REPUBLIC CAS. CO.
v.
MAYFIELD.
No. 15350.
Court of Civil Appeals of Texas, Fort Worth.
September 26, 1952.Shook & Shook, of Dallas, for appellant.
Morgan & Shropshire and Robert L. Wright, all of Fort Worth, for appellee.
On Motion for Rehearing.
CULVER, Justice.
Upon further consideration, appellant's motion for rehearing is granted. The former opinion handed down at an earlier date is hereby withdrawn and the following substituted therefor.
Suit was brought in the County Court at Law by appellee, W. B. Mayfield, against appellant, Republic Casualty Company, for loss sustained by him which he claims to have been covered under the terms of a certain automobile policy issued by the appellant.
Appellee, Mayfield, was the only witness. His automobile had been in use some five or six months, and at the time of the accident he was driving on a well paved highway when the arm holding the front bumper broke, permitting the bumper to drop upon the ground. It was forced back up under the car and caused damage to the car in the sum of $224.50.
Upon a favorable verdict, judgment was entered for appellee for the full amount of damage claimed.
There having been no "collision or upset," if the policy covered the loss it must be because of the comprehensive clause shown in the policy as Coverage D, reading as follows: "Comprehensive Loss of or Damage to the Automobile, Except by Collision or Upset: To pay for any direct and accidental loss of or damage to the automobile, hereinafter called loss, except loss caused by collision of the automobile with another object or by upset of the automobile or by collision of the automobile with a vehicle to which it is attached * * *." Applicable to this coverage is the following provision in the policy: "This policy does not apply: * * * (j) under coverages D (and others not under consideration) *765 to any damage to the automobile which is due and confined to wear and tear, freezing, mechanical or electrical breakdown or failure, unless such damage is the result of other loss covered by this policy."
"Comprehensive" coverage being something of a new departure from the older forms of automobile insurance, the only case we have found which bears upon the point involved is the case of Lunn v. Indiana Lumbermens Mut. Ins. Co., 184 Tenn. 584, 201 S.W.2d 978, 171 A.L.R. 259, which case strongly supports appellant's contention and theory. It is to be observed, however, that that case was tried on an agreed statement of facts and involved, more than anything else, the interpretation of the phrase, "confined to."
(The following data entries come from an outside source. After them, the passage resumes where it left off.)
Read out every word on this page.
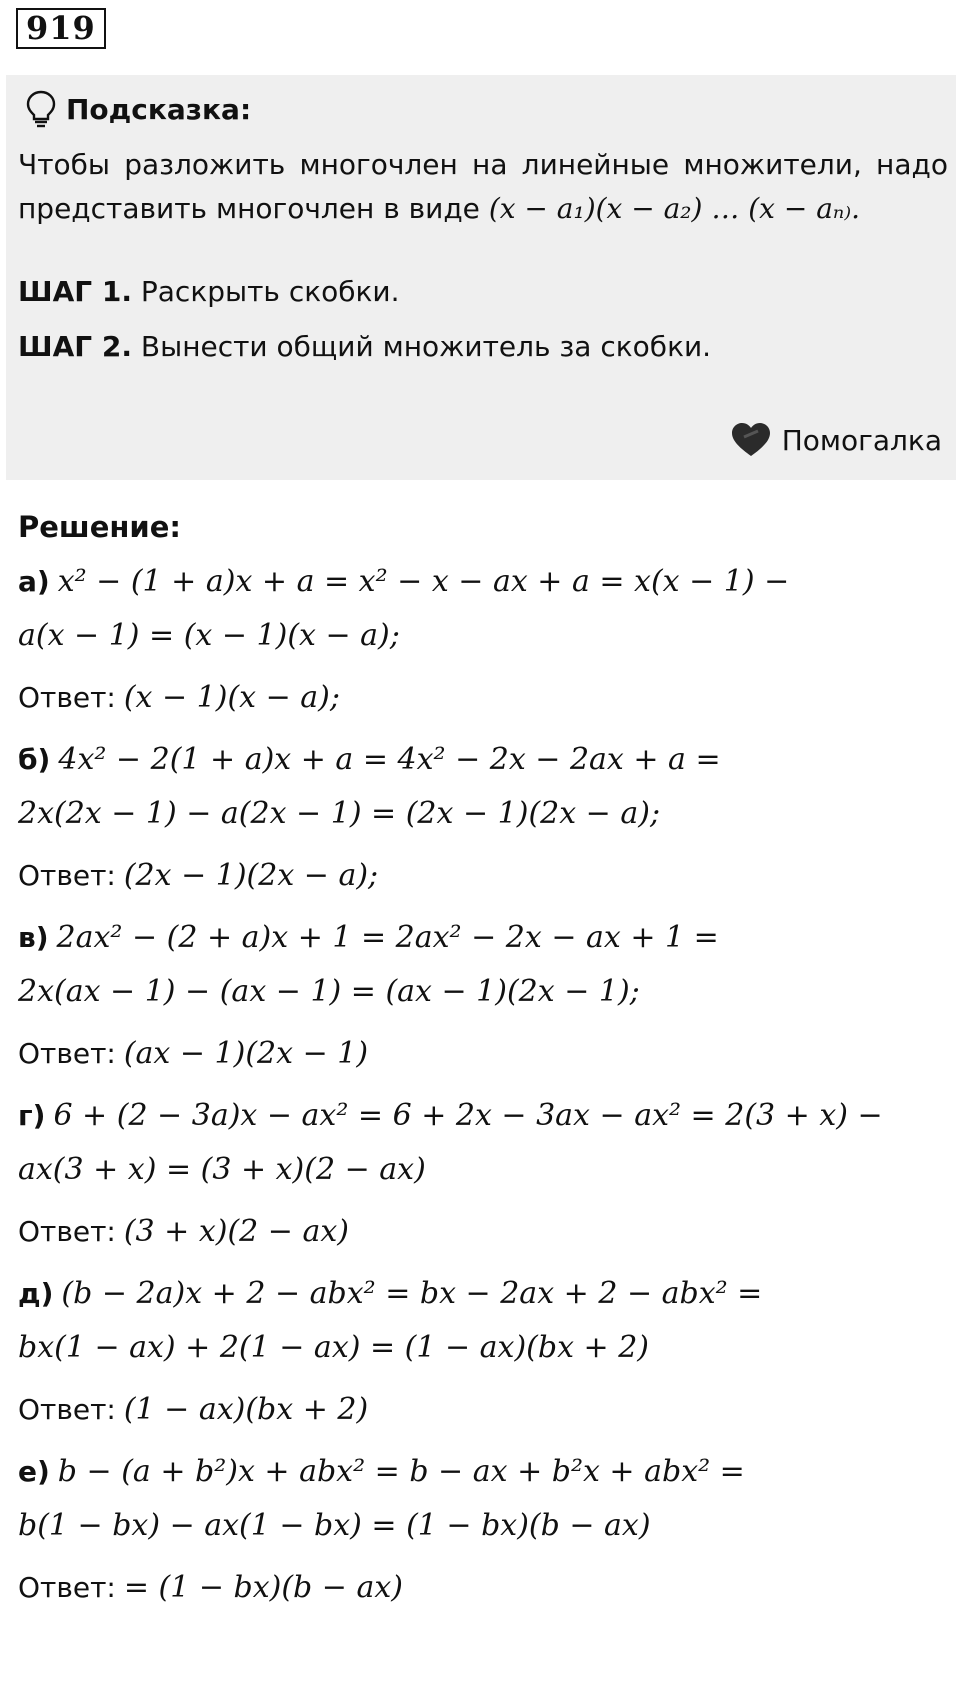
919
Подсказка:
Чтобы разложить многочлен на линейные множители, надо представить многочлен в виде (x − a₁)(x − a₂) … (x − aₙ₎.
ШАГ 1. Раскрыть скобки.
ШАГ 2. Вынести общий множитель за скобки.
Помогалка
Решение:
а) x² − (1 + a)x + a = x² − x − ax + a = x(x − 1) −
a(x − 1) = (x − 1)(x − a);
Ответ: (x − 1)(x − a);
б) 4x² − 2(1 + a)x + a = 4x² − 2x − 2ax + a =
2x(2x − 1) − a(2x − 1) = (2x − 1)(2x − a);
Ответ: (2x − 1)(2x − a);
в) 2ax² − (2 + a)x + 1 = 2ax² − 2x − ax + 1 =
2x(ax − 1) − (ax − 1) = (ax − 1)(2x − 1);
Ответ: (ax − 1)(2x − 1)
г) 6 + (2 − 3a)x − ax² = 6 + 2x − 3ax − ax² = 2(3 + x) −
ax(3 + x) = (3 + x)(2 − ax)
Ответ: (3 + x)(2 − ax)
д) (b − 2a)x + 2 − abx² = bx − 2ax + 2 − abx² =
bx(1 − ax) + 2(1 − ax) = (1 − ax)(bx + 2)
Ответ: (1 − ax)(bx + 2)
е) b − (a + b²)x + abx² = b − ax + b²x + abx² =
b(1 − bx) − ax(1 − bx) = (1 − bx)(b − ax)
Ответ: = (1 − bx)(b − ax)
The jury found, in answer to special issues, that the bumper arm did not break as the result of wear and tear nor as the result of mechanical breakdown or failure. No testimony, expert or otherwise, was introduced in evidence which accounted in any way for the break. It is admitted that appellant is liable for this loss unless the break was the result of wear and tear or mechanical failure but the burden of proof to negative this fact is upon appellee, Mayfield. T.R.C.P. Rule 94; Sublett v. American National Insurance Co., Tex.Civ.App., 230 S.W.2d 601.
The broken arm was not introduced in evidence. According to the plaintiff, this part was made of steel, about an inch or inch and a quarter wide and three-eighths or a quarter of an inch thick. The break occurred at the hole where it was bolted to the frame. No rust was apparent and it appeared to be a fresh break. So far as the appellee knew, the arm had previously sustained no blow of any kind.
We conclude that this testimony fails to meet the burden imposed upon appellee and raises no more than a surmise or speculation that at some time or other the break was caused by a blow or bump rather than by some mechanical failure in the part itself. Kenyon v. Bender, Tex.Civ.App., 174 S.W.2d 110, error refused; National Aid Life Ass'n v. Driskill, Tex.Civ.App., 138 S.W.2d 238; Cole v. Missouri-Kansas-Texas R. Co. of Texas, Tex.Civ.App., 179 S.W.2d 343. In our opinion, the court should have given an instructed verdict at the close of the testimony in favor of the appellant. The case is therefore reversed and rendered that the plaintiff (appellee) take nothing.